EEOC-Lohndatenerhebung - Teil 2: Was kommt als Nächstes?

Wie in einem früheren Blog von Circa, "EEOC Pay Data Collection - Part 1: How Did We Get Here", beschrieben, hat die National Academy of Sciences eine...

Wie in dem früheren Blog von Circa, "EEOC Pay Data Collection - Part 1: How Did We Get Here", beschrieben, hat die National Academy of Sciences (NAS) ein Gremium gebildet, das prüfen soll, was mit den 2017 und 2018 in den EEO-1 Component 2-Anmeldungen gemeldeten Lohndaten geschehen soll, die Arbeitgeber 2019 und 2020 einreichen.
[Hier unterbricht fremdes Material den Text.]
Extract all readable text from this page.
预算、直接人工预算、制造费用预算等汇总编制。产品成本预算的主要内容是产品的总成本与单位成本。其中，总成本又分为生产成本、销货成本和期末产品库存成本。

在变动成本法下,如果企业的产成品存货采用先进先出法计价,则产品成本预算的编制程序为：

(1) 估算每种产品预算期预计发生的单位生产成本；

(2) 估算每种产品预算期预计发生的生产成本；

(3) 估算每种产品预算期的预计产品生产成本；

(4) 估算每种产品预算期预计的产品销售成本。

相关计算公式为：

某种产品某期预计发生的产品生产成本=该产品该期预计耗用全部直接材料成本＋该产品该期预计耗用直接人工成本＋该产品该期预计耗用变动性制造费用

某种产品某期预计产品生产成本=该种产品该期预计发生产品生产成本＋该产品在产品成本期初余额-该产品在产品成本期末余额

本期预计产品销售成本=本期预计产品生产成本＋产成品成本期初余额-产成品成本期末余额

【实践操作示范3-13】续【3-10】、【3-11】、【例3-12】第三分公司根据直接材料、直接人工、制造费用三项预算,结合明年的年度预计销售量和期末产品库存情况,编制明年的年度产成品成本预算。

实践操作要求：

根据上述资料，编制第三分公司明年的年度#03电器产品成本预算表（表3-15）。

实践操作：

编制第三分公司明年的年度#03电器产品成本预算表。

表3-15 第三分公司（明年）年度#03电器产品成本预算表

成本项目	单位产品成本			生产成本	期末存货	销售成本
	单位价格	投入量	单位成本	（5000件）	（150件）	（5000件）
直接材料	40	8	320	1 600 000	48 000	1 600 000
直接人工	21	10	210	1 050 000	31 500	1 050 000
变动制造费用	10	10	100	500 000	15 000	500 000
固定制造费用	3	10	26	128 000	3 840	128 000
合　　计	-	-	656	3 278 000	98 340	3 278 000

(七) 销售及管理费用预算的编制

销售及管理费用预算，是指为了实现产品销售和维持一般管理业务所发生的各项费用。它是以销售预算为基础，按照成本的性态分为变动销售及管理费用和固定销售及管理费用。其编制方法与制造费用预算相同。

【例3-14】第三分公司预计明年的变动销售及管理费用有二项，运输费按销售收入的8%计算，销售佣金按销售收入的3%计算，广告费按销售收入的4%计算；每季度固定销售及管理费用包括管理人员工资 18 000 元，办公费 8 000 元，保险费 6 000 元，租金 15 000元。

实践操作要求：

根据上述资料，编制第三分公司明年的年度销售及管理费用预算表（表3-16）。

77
Am 3. November 2021 sprachen vier "HRIS-Stakeholder" vor dem Gremium. Die Redner kamen von Berkshire Associates, der National Industry Liaison Group (NILG) und Deloitte Consulting LLP, darunter ein HRIS-Unternehmer, der früher bei Workday tätig war.

Sie sprachen unter anderem die folgenden Punkte an:

Der "herkömmliche" EEO-1-Bericht der Komponente 1 ist eine Momentaufnahme demografischer Daten zu einem bestimmten Zeitpunkt. Die Angaben zu den Löhnen und den geleisteten Arbeitsstunden in Komponente 2 sind "kontinuierliche" Daten, d. h. Informationen über Aktivitäten, die im Laufe eines Jahres stattfinden. Das Sammeln von Informationen über ein ganzes Jahr und die Arbeit damit ist schwierig. Für kleinere Unternehmen ohne HRIS-Systeme, von denen es viele gibt, ist die Zusammenstellung ein manueller Prozess. Größere Unternehmen speichern demografische Angaben, Gehälter und Arbeitsstunden in verschiedenen HRIS-Systemen. Der Abgleich dieser Daten hat sich als schwierig und zeitaufwendig erwiesen. Es handelt sich nicht um einen einmaligen Programmieraufwand, da sich unter anderem die HRIS-Systeme ändern und aufgerüstet werden. Darüber hinaus beeinträchtigen Personalbewegungen während des Berichtszeitraums den Nutzen der Daten. Wird beispielsweise ein Angestellter in eine neue EEO-1-Stellenkategorie befördert, so werden die in der alten Stellenkategorie angefallenen Bezüge falsch ausgewiesen, da sie in der neuen Kategorie erfasst werden.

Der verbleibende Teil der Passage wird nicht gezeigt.